For instance, Jung says he knows real estate brokers who are starting to break into M&A advisory with the help of ChatGPT and similar tools.
“The barrier to entry is now really low,” he said. “If I’m selling houses, what’s to stop me from saying, let me use AI to start researching how to sell companies instead because that’s better money.”
Consulting Cannibalization
Tech consulting firms have been leaning heavily into the AI boom, pitching companies to pay for their advice on how best to use generative AI tools to cut costs.
But, perhaps unsurprisingly, those firms are also uniquely vulnerable to being replaced by chatbots themselves. McKinsey has rolled out roughly 12,000 AI agents since 2023, according to a new report this week in The Wall Street Journal, which automate tasks like drafting PowerPoint slide decks or writing research reports for clients. During the same time frame, the firm has cut its head count to 40,000, or by roughly 11%.
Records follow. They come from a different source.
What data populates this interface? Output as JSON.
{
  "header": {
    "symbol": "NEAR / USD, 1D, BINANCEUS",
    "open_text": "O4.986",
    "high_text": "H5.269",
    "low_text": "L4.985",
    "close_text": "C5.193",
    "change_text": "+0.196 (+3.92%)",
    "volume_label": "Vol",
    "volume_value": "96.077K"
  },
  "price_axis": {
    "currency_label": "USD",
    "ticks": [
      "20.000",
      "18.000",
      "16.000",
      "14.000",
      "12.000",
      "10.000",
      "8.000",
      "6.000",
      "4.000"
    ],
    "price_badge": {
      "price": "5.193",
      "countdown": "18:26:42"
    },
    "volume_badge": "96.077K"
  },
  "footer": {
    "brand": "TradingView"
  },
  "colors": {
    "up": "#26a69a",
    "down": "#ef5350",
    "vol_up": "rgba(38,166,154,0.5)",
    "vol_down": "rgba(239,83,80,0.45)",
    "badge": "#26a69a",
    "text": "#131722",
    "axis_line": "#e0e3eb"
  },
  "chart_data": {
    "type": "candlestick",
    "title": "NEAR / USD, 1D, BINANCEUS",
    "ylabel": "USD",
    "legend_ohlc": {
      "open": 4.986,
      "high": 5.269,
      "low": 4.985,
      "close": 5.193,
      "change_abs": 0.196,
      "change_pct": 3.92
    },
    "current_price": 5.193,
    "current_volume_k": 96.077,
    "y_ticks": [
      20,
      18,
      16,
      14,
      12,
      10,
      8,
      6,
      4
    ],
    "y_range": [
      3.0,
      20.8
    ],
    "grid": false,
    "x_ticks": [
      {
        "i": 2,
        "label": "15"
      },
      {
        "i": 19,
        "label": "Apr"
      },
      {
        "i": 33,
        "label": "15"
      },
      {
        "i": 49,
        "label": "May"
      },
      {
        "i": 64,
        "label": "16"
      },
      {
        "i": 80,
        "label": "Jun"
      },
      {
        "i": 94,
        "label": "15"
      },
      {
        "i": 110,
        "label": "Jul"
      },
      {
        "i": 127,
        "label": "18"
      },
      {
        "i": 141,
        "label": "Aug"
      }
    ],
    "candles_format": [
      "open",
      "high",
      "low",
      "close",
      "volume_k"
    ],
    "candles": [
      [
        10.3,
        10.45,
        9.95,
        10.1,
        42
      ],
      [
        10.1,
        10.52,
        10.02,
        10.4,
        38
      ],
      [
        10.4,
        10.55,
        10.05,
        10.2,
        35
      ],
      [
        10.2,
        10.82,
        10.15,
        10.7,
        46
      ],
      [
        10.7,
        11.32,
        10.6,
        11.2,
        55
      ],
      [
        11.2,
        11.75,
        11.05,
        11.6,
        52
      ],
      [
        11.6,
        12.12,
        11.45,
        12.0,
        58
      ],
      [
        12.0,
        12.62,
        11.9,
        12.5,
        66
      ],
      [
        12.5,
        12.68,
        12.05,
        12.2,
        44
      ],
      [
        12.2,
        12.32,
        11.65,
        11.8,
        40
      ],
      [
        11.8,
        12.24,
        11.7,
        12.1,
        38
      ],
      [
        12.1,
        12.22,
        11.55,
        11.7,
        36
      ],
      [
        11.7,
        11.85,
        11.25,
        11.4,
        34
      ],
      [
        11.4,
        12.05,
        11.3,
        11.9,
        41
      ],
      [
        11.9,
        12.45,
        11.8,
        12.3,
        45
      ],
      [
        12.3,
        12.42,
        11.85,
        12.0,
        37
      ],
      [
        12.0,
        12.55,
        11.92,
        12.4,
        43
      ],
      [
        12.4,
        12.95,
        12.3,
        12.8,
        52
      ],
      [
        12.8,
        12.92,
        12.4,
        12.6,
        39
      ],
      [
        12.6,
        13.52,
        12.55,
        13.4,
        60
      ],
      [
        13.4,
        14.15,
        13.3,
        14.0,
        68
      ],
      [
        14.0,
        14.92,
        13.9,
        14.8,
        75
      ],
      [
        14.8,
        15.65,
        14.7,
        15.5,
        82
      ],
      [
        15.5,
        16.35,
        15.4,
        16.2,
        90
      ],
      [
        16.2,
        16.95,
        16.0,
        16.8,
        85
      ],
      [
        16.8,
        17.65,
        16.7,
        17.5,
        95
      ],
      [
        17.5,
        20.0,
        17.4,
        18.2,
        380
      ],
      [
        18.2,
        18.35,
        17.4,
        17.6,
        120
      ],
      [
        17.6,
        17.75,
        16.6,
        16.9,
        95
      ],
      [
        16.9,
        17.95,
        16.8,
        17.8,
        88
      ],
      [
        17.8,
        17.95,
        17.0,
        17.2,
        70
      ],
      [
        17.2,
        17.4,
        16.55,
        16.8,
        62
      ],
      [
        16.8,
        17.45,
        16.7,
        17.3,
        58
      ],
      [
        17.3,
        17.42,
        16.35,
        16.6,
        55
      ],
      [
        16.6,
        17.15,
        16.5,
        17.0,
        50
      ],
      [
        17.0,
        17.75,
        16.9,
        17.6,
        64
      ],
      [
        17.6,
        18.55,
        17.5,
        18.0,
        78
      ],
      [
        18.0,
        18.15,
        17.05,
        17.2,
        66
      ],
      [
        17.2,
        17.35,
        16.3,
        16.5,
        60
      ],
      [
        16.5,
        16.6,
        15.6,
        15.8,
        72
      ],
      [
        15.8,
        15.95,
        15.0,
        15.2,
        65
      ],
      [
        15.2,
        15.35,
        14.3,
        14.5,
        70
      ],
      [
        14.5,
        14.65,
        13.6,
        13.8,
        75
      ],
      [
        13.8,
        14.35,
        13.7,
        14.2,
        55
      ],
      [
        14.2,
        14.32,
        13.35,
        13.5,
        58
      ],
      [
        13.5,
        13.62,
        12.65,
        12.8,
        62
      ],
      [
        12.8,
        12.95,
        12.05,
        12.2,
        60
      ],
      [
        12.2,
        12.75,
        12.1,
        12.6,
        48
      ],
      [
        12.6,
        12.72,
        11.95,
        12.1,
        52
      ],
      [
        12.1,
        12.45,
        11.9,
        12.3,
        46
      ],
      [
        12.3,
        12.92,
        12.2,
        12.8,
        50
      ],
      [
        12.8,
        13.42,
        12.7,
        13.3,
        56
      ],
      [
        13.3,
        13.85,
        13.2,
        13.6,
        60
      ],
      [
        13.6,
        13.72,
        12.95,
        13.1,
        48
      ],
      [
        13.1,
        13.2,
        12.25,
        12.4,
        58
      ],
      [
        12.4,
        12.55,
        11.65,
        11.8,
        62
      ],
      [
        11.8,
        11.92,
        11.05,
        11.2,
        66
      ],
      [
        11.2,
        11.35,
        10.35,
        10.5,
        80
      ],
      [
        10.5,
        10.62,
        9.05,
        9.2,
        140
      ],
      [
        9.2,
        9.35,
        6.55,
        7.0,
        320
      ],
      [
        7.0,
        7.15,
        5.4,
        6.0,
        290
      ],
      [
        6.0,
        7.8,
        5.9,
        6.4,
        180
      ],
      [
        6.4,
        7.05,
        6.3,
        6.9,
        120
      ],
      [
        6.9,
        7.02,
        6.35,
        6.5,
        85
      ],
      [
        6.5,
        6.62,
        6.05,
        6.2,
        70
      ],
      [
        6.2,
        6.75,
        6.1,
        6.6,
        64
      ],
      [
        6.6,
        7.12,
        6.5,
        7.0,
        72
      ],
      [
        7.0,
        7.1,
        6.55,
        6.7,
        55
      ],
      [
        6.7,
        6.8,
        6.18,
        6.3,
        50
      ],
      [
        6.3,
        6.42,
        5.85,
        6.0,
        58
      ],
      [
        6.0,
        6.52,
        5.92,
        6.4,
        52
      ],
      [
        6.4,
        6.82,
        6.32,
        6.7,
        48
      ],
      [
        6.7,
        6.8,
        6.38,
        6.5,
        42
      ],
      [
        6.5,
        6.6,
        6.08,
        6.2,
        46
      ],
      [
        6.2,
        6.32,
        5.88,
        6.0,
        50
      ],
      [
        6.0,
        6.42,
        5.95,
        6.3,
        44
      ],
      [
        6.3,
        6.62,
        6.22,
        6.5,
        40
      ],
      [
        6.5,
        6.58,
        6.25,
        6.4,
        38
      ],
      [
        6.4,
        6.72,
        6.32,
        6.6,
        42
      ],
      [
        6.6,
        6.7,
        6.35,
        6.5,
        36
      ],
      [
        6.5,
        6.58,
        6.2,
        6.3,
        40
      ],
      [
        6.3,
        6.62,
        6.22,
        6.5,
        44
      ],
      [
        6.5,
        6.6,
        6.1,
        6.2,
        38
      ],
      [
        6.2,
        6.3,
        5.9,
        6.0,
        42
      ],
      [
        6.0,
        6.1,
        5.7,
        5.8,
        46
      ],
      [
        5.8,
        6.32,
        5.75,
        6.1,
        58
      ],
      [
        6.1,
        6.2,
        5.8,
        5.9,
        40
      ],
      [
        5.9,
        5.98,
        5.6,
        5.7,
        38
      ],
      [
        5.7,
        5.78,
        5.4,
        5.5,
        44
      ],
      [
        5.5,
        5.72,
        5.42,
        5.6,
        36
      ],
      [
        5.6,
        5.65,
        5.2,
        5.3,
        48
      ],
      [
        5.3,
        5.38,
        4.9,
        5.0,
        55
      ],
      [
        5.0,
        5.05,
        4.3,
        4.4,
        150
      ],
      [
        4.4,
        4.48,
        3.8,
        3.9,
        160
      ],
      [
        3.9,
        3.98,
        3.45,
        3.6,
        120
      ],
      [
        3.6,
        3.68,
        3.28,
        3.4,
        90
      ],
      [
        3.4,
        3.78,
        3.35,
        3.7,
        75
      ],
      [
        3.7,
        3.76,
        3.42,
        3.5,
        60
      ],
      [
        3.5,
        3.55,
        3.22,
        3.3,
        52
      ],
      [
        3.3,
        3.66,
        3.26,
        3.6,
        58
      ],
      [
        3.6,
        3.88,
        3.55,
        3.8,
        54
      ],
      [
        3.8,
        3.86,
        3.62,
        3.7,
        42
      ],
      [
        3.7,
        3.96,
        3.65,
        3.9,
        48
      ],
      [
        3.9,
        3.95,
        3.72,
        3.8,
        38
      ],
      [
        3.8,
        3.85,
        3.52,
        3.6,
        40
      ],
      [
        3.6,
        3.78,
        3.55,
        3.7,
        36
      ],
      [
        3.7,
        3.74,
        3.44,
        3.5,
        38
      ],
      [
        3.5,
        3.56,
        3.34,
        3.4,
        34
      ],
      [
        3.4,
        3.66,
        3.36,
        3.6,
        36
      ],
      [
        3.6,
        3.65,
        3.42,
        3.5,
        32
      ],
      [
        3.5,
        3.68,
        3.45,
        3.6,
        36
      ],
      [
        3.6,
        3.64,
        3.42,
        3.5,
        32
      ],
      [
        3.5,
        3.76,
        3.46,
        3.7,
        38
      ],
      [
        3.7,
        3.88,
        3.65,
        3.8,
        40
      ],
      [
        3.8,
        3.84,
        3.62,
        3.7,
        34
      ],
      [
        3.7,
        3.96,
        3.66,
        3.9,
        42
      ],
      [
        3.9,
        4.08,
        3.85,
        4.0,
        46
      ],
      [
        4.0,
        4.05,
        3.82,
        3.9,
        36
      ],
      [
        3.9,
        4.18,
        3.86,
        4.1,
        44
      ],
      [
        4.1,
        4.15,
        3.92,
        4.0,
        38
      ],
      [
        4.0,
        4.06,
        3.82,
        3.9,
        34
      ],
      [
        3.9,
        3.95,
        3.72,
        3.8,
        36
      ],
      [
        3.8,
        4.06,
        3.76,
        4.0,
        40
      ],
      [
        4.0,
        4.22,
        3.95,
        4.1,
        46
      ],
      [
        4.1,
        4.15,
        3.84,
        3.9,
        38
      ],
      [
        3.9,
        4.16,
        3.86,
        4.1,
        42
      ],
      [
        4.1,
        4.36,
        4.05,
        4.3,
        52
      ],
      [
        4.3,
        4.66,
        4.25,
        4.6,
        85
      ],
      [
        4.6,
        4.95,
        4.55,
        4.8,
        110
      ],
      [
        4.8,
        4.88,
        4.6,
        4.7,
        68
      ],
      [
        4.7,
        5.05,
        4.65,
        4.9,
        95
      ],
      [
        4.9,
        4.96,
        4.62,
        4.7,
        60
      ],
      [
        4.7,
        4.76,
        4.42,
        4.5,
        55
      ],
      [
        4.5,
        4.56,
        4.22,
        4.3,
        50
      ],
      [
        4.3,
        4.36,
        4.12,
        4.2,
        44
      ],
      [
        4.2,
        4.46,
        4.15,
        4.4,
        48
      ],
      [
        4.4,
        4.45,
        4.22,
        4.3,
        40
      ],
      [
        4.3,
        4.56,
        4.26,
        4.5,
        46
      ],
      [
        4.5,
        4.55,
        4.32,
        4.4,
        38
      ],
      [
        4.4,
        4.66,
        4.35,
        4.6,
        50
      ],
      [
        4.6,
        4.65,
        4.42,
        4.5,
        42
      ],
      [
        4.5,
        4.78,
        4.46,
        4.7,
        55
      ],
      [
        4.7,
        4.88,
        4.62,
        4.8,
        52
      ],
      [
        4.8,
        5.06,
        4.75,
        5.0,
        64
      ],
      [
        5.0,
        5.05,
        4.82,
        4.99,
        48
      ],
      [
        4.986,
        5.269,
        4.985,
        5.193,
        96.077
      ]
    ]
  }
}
That automation makes sense given that generative AI tools are good at research, tech support, and summarizing documents. It’s not hard to imagine a future where ChatGPT could autonomously produce a plan for a company to reduce its costs using AI and other software.
Still, it’s not clear whether all of McKinsey’s headcount cuts are the result of AI replacing its consultants—the firm could merely be using AI to automate other back-office roles in the way many companies are. In a similar example, I was told by an executive at the consulting firm EY earlier this year that he expected the firm to downsize its IT and HR departments thanks to advances in AI agents.
Meanwhile, consulting firms who advise large customers on how best to use AI are seeing increasing competition from AI firms themselves, which are gradually encroaching on the consulting space. It’s a tough time to be a consultant.